If using the microwave, reheat in short intervals, stirring occasionally to ensure even heating.
Always garnish with fresh cilantro after reheating to bring back brightness.
Frequently Asked Questions
1. Can I make this without a slow cooker?
Yes! If you don’t have a slow cooker, you can prepare this tagine in a large pot or Dutch oven. Simply follow the same steps, then let it simmer on low heat for 45–60 minutes, stirring occasionally until the carrots are tender and the flavors are well developed.
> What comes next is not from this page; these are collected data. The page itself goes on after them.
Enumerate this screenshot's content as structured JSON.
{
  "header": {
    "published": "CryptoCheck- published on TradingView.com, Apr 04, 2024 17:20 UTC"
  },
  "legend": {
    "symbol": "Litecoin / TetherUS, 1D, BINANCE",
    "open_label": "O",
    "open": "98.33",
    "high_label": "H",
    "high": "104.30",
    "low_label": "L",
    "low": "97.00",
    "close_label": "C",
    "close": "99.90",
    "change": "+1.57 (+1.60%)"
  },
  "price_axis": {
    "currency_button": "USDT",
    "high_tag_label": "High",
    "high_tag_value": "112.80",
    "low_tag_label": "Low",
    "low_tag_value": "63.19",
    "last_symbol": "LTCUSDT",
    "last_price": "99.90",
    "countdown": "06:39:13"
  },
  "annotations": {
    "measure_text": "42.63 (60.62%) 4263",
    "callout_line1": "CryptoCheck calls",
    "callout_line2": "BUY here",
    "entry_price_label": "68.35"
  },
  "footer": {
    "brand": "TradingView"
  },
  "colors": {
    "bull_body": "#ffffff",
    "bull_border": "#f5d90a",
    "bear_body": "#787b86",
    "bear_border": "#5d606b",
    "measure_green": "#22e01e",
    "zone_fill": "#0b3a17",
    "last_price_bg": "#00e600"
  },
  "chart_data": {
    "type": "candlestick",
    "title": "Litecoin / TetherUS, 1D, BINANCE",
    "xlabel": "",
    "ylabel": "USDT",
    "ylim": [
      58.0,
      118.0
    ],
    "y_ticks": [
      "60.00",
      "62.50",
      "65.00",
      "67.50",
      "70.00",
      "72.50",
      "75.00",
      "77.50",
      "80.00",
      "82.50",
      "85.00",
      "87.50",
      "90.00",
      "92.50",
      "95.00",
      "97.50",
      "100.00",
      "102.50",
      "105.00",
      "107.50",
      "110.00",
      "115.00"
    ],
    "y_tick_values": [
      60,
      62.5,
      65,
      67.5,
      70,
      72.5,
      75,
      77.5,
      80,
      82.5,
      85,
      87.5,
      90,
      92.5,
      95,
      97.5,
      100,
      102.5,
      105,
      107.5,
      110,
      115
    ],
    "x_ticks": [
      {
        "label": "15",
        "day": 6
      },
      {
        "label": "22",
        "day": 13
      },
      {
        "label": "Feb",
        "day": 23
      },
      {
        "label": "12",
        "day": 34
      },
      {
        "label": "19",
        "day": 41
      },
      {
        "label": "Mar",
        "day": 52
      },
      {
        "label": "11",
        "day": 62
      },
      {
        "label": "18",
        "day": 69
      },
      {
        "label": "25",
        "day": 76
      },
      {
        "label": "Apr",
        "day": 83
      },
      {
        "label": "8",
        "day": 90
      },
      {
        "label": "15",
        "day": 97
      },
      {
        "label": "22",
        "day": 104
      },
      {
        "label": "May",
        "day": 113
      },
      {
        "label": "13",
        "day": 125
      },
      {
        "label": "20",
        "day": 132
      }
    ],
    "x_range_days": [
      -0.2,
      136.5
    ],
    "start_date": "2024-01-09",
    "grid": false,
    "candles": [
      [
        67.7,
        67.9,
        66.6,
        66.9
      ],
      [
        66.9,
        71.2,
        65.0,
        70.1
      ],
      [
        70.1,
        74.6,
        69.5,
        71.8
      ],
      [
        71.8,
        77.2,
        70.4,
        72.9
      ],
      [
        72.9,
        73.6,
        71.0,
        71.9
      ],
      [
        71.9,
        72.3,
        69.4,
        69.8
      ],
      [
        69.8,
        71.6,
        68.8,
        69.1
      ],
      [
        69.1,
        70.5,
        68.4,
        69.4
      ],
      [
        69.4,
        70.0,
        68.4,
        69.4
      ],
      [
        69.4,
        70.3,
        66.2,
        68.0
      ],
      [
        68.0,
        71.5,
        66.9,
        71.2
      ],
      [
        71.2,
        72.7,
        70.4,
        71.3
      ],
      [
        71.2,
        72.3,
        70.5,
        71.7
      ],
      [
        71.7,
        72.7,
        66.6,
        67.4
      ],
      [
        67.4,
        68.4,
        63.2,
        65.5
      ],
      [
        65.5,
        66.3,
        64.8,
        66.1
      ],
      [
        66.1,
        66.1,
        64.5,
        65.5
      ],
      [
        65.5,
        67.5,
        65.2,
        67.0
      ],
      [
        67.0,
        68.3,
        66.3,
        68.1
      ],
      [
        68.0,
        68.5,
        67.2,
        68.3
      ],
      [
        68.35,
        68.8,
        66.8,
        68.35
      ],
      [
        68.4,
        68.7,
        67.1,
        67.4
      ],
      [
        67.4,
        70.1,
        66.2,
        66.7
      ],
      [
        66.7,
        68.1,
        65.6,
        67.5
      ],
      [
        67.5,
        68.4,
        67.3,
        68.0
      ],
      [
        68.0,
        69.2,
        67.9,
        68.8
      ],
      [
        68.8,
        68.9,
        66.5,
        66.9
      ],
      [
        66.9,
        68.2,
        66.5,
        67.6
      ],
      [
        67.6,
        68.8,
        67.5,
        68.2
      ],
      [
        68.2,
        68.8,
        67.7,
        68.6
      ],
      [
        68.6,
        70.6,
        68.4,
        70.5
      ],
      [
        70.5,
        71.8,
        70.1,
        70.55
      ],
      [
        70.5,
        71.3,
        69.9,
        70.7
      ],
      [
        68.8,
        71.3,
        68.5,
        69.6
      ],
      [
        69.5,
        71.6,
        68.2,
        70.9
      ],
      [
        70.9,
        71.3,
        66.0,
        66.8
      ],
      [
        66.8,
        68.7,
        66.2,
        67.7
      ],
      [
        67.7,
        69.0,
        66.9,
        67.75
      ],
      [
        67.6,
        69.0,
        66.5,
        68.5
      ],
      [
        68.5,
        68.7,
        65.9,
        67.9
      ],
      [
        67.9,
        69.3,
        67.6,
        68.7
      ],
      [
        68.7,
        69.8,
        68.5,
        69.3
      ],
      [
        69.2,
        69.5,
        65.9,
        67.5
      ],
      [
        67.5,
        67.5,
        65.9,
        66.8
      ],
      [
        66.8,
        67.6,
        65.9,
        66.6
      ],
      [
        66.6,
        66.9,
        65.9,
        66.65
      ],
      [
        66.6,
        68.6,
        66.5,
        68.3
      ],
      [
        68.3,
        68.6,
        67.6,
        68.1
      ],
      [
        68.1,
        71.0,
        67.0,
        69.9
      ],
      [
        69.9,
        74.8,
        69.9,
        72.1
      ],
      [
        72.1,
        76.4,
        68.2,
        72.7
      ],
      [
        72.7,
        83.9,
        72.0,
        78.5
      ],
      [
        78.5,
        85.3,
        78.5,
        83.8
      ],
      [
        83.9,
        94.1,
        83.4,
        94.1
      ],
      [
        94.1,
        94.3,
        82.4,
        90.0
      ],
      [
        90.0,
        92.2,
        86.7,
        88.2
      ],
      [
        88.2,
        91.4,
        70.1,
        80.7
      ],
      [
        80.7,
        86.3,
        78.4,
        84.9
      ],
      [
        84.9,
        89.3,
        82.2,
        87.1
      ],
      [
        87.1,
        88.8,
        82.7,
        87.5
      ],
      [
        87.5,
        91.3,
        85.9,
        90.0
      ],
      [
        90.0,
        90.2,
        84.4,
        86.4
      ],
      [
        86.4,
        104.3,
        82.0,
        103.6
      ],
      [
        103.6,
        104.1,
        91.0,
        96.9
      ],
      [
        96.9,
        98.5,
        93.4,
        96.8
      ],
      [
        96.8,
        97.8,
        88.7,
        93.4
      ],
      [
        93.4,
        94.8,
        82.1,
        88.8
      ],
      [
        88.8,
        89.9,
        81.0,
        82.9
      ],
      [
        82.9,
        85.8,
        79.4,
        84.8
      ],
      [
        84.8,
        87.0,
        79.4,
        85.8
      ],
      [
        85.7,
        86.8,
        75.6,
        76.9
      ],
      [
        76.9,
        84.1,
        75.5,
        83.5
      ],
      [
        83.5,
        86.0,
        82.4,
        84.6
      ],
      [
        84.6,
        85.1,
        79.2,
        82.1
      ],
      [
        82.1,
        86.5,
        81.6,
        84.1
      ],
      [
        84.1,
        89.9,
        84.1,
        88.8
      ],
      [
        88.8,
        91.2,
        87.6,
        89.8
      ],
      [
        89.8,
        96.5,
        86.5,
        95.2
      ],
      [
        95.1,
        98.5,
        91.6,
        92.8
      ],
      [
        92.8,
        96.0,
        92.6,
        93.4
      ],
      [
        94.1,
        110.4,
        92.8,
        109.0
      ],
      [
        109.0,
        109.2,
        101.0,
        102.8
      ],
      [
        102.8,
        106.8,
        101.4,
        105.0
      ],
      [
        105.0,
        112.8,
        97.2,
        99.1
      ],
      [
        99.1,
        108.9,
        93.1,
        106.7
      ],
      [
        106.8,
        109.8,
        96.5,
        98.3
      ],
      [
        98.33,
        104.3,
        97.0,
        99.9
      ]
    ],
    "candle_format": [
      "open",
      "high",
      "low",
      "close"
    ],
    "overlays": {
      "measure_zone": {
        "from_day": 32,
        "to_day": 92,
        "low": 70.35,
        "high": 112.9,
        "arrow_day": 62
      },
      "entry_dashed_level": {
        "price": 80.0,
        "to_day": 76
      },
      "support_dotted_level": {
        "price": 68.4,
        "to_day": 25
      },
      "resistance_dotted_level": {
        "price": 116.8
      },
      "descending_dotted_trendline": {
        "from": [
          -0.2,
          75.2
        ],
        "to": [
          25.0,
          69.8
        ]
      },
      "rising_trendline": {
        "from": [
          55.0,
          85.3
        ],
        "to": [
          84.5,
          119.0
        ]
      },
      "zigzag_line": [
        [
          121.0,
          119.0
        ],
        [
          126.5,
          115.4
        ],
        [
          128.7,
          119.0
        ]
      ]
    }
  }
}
2. What can I substitute for dried apricots?
Dried apricots add natural sweetness, but you can substitute with raisins, chopped dates, or dried figs for a similar effect. Each option will slightly change the flavor profile, but all pair beautifully with the warm spices.
3. How can I make the dish less spicy?
If you prefer a milder flavor, reduce or omit the cayenne pepper. The dish will still have plenty of warmth from the cinnamon, cumin, and turmeric. You can also add a little extra maple syrup to balance the spices with sweetness.
4. Can I prepare this recipe in advance?
Absolutely. This tagine is ideal for meal prep since it tastes even better after resting. You can prepare it the night before and let the flavors meld in the fridge, then simply reheat before serving.
5. What’s the best way to serve this?
The most traditional way is over couscous, but rice, quinoa, or bulgur work just as well. For added variety, try serving it with warm flatbreads on the side or alongside a crisp green salad for balance.